Class A and Advisor Class shares are each priced at $10 per share, with a minimum investment of $2,500 per Class A share and $1 million for the Advisor Class shares. Class A shares include a sales load of 2.0 percent. Class A shares may be charged an annual distribution and shareholder servicing fee of up to 0.5 percent per year, payable quarterly of the average daily net assets attributable to those shares.

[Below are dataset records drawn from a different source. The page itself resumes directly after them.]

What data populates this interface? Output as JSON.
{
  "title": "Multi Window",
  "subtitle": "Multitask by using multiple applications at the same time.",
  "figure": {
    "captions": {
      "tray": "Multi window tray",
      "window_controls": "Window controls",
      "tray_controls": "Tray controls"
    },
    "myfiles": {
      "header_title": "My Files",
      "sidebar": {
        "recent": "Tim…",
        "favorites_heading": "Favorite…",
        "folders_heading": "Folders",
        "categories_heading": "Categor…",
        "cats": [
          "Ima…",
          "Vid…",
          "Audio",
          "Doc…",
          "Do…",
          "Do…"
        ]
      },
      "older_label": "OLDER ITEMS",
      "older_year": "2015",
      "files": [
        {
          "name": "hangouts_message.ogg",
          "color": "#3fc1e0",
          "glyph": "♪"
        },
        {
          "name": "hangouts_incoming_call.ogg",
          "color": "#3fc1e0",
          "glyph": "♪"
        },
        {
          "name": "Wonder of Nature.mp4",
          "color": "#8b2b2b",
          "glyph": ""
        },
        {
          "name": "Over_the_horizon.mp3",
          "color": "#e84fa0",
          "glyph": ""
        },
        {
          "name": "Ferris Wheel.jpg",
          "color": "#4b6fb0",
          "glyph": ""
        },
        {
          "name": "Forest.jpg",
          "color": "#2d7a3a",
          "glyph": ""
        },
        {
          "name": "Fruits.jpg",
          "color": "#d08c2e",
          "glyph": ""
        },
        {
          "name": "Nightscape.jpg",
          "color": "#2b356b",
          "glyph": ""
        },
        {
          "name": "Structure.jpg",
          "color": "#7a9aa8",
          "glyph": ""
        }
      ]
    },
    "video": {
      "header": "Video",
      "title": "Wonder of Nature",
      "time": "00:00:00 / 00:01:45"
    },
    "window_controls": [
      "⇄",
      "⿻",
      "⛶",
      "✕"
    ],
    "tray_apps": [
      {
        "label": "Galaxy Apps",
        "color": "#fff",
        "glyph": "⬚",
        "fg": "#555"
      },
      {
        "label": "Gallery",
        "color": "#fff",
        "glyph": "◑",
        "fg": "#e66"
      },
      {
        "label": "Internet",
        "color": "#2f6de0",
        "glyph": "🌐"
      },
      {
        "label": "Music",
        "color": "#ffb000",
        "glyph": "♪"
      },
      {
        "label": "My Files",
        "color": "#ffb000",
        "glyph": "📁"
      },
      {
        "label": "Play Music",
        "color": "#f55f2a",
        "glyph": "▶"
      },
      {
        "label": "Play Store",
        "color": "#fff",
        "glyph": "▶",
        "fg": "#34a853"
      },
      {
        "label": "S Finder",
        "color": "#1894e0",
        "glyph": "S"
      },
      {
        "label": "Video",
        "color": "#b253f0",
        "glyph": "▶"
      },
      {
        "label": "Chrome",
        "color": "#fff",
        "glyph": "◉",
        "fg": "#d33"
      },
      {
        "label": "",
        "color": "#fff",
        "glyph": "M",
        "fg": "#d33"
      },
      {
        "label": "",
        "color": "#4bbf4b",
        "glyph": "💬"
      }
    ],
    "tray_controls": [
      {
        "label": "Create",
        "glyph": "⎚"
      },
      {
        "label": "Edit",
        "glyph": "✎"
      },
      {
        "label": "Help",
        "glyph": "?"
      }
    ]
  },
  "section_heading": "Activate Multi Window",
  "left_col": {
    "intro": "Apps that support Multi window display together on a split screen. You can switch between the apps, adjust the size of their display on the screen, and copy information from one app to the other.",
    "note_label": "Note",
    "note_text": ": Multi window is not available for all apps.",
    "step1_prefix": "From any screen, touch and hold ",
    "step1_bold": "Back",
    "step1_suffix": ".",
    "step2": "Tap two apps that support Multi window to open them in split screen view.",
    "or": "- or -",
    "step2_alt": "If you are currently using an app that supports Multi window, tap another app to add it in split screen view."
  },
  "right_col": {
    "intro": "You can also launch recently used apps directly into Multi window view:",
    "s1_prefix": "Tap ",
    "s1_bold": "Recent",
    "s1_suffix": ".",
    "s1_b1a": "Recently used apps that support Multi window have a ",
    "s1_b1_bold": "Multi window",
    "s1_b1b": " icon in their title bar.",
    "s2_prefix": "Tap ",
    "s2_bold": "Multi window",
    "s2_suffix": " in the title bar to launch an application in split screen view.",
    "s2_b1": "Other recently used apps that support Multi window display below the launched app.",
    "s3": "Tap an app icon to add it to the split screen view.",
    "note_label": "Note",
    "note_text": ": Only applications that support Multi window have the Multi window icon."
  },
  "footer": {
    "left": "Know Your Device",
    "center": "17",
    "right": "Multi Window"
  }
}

BSP, the fund’s advisor, is entitled to a fee that consists of two components – a base management fee and an incentive fee. The management fee is calculated and payable quarterly in arrears at an annual rate of 1.25 percent of the average daily value of the fund’s net assets. The incentive fee is calculated and payable quarterly in arrears based upon the fund’s “pre-incentive fee net investment income” for the immediately preceding quarter, and is subject to a hurdle rate, expressed as a rate of return of the fund’s net assets, equal to 1.5 percent per quarter (or an annualized rate of 6.0 percent), subject to a “catch-up feature,” which is intended to provide BSP with an incentive fee of 12.5 percent on all of the fund’s pre-incentive fee net investment income when the fund’s pre-incentive fee net investment income reaches 1.71425 percent of net assets in any calendar quarter.
“With inflation and interest rates on the rise, diversifying with private credit can reduce portfolio volatility while providing consistently high risk-adjusted returns. Combining BSP’s diverse credit strategies, this fund offers investors the ability to invest in high conviction ideas across the credit spectrum and the capital structure,” said Richard Byrne, president of BSP. “We take a flexible but disciplined approach to investing and seek to capitalize on attractive risk-adjusted returns throughout the credit cycle with a focus on proprietary deals.”
Led by BSP managing directors Anant Kumar and Saahil Mahajan, the fund will invest primarily in US private debt, including a combination of traditional direct lending, opportunistic or rescue lending, high-yield, liquid loans and real estate debt. The portfolio managers intend to adjust allocations dynamically to reflect changes in relative value across the credit spectrum.
BSP is part of the Alternatives by Franklin Templeton platform.
“With this new platform, we’re making our proven institutional managers including BSP, Clarion, Lexington Partners and K2 accessible to wealth managers across the country, enabling more investors to benefit from the diversification of private markets and alternative strategies,” said Jeff Masom, Franklin Templeton’s head of US Distribution. “Franklin BSP Private Credit Fund presents an exciting opportunity to bring BSP’s experience and capabilities in private lending to a broader range of investors through the interval fund structure.”
The Alternatives by Franklin Templeton platform comprises more than $260 billion in assets under management as of June 30, 2022, on a pro forma basis, after giving effect to Franklin Templeton’s pending acquisition of BNY Alcentra Group Holdings, Inc. (together with its subsidiaries, “Alcentra”), a leading European alternative credit manager.
Benefit Street Partners L.L.C. is a credit-focused alternative asset management firm with approximately $41 billion in assets under management as of July 31, 2022. BSP is a wholly owned subsidiary of Franklin Resources, Inc. Franklin Resources, Inc. [NYSE:BEN] is an international global investment management organization with subsidiaries operating as Franklin Templeton. The company has approximately $1.4 trillion in assets under management as of August 31, 2022.